#  > > >  >  > Форум >  > > >  >  > Образ жизни >  > > >  >  > Встречи >  > > >  >  >  Дальма-са, подготовка к Весаку, лотосы

## Ersh

Друзья, во вторник вечером предлагается собраться всем желающим, поклеить лотосы. Для тех, кто желает пообщаться с Леной, вернувшейся из английского монастыря лесной традиции - велкам.

----------


## Neroli

Леша, во сколько в Дальма-се начинается вечер? 
(ну что бы раньше времени не притащиться)

----------


## Ersh

Лена уточнит попозже.

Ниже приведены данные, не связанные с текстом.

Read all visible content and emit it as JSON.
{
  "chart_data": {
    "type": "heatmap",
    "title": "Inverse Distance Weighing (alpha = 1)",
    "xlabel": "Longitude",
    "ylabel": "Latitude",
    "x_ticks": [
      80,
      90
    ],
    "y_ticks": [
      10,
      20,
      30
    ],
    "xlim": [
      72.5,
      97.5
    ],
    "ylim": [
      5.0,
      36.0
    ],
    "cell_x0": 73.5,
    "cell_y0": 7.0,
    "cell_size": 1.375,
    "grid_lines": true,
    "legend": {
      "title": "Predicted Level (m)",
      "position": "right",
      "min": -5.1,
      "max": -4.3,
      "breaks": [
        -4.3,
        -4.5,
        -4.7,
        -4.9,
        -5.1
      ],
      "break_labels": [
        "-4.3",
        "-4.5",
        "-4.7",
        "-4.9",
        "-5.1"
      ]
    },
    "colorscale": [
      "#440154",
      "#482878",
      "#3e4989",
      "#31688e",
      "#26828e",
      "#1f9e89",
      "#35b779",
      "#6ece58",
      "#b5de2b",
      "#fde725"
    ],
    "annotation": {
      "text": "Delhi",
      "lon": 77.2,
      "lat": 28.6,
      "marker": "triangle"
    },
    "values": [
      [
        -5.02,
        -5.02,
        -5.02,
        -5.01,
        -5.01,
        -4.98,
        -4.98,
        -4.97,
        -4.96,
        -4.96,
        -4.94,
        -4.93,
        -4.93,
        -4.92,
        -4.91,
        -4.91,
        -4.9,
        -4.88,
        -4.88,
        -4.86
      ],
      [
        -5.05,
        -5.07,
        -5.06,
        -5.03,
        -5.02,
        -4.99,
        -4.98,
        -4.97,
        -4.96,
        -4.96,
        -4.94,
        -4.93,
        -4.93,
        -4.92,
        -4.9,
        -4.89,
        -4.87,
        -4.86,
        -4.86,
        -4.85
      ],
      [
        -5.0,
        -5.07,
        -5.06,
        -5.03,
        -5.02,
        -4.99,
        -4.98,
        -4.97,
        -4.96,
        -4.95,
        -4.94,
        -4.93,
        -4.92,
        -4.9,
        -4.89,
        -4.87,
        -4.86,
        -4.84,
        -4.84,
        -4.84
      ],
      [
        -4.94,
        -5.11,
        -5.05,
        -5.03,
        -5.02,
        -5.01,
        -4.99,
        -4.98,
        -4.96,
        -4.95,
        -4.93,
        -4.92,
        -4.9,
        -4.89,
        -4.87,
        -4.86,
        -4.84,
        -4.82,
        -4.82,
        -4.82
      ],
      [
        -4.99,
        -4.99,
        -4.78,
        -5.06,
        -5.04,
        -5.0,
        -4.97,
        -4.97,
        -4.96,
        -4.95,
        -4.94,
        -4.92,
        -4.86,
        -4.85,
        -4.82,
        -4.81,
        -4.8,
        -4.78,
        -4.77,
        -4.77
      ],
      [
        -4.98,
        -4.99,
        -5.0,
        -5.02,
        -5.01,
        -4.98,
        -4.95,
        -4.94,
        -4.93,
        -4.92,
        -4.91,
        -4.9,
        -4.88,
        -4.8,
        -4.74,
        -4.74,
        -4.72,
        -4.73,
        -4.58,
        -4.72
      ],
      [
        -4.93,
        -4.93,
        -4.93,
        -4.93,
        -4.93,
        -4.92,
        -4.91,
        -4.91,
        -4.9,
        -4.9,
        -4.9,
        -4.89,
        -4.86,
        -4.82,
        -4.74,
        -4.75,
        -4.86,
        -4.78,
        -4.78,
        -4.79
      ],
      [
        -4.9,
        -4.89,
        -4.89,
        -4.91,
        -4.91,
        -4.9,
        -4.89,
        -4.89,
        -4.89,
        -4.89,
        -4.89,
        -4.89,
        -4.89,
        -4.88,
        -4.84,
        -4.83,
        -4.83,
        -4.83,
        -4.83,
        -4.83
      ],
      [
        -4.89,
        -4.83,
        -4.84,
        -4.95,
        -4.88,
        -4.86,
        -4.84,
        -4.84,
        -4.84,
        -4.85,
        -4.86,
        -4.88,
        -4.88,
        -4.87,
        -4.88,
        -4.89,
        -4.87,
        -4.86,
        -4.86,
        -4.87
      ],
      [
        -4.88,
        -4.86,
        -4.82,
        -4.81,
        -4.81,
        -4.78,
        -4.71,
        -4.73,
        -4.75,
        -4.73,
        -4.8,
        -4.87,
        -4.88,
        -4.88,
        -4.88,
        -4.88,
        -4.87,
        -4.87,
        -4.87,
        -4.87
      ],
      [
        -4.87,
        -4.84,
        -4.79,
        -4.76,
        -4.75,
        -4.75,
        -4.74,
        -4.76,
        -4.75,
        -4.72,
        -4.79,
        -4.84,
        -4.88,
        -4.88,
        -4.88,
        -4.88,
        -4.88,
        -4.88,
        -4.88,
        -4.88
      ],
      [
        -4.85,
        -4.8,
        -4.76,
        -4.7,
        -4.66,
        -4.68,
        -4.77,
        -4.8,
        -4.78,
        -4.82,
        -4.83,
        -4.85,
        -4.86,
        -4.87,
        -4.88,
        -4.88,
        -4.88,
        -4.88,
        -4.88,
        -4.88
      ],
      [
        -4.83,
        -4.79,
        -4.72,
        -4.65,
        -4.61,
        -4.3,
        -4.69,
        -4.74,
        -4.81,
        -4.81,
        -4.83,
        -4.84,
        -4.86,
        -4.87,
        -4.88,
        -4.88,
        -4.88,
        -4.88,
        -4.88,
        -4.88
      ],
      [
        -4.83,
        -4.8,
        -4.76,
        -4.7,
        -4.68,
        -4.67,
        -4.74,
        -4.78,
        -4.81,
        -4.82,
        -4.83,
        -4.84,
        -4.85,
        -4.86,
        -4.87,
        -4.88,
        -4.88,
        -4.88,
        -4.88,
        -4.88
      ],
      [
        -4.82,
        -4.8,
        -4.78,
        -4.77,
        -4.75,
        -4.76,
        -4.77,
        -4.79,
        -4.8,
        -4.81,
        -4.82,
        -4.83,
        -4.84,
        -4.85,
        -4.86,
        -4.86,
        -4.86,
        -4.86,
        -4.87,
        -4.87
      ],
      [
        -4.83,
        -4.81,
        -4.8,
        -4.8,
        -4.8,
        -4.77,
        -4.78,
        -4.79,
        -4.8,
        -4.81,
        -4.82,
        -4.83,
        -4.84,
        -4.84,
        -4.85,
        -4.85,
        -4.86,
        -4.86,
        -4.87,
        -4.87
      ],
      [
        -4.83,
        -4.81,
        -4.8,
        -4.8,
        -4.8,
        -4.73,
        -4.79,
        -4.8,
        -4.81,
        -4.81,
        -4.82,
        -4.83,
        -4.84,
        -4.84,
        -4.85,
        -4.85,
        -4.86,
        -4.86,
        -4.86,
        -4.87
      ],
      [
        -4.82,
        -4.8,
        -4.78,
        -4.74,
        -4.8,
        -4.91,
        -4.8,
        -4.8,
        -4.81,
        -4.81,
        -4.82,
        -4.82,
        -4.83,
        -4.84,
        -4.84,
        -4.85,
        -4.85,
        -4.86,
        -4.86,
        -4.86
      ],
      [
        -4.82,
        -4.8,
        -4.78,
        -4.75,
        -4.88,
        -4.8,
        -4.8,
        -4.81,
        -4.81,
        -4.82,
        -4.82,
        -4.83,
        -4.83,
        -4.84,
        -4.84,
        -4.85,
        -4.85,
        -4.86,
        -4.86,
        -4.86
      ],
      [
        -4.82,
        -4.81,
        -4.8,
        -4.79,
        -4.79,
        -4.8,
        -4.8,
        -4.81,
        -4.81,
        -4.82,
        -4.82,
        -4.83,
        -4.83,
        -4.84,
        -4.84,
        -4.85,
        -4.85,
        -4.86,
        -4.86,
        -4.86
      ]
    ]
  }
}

Обычно часов с семи.

----------


## До

А что в этом году Весак в апреле?

----------


## Steppenwolf

В Тайланде, и полагаю в остальных странах Тхеравады, Весак будет 12 мая.
Лене большой привет!

----------


## Ersh

Наверное излишне объяснять, что подготовку к празднику обычно начинают заранее)))

----------


## Аньезка

А где вы берете лотосы??

----------


## Елена

> А где вы берете лотосы??


 А мы их не берем, мы их создаем из рисовой бумаги и... стаканчиков из кока-колы  :Smilie:  
 А вот рисовая бумага разных цветов  привозится из Кореи.

----------


## Елена

> во сколько в Дальма-се начинается вечер? 
> (ну что бы раньше времени не притащиться)


Привет!!!
Я буду  в "Дальма-се" около 17.00, а вообще начало как обычно в 19.00, но можно и позже прийти.
Буду очень рада тебя видеть :Stick Out Tongue:

----------


## Елена

Лене большой привет![/quote]

А тебе от Лены поклон за книги  :Wink:   :Wink:   :Wink:

----------


## Али

Здрав-те!

а можно я тоже приду лотосы клеить? 
..или все уже поклеили? :Smilie:  

Спасибо.

----------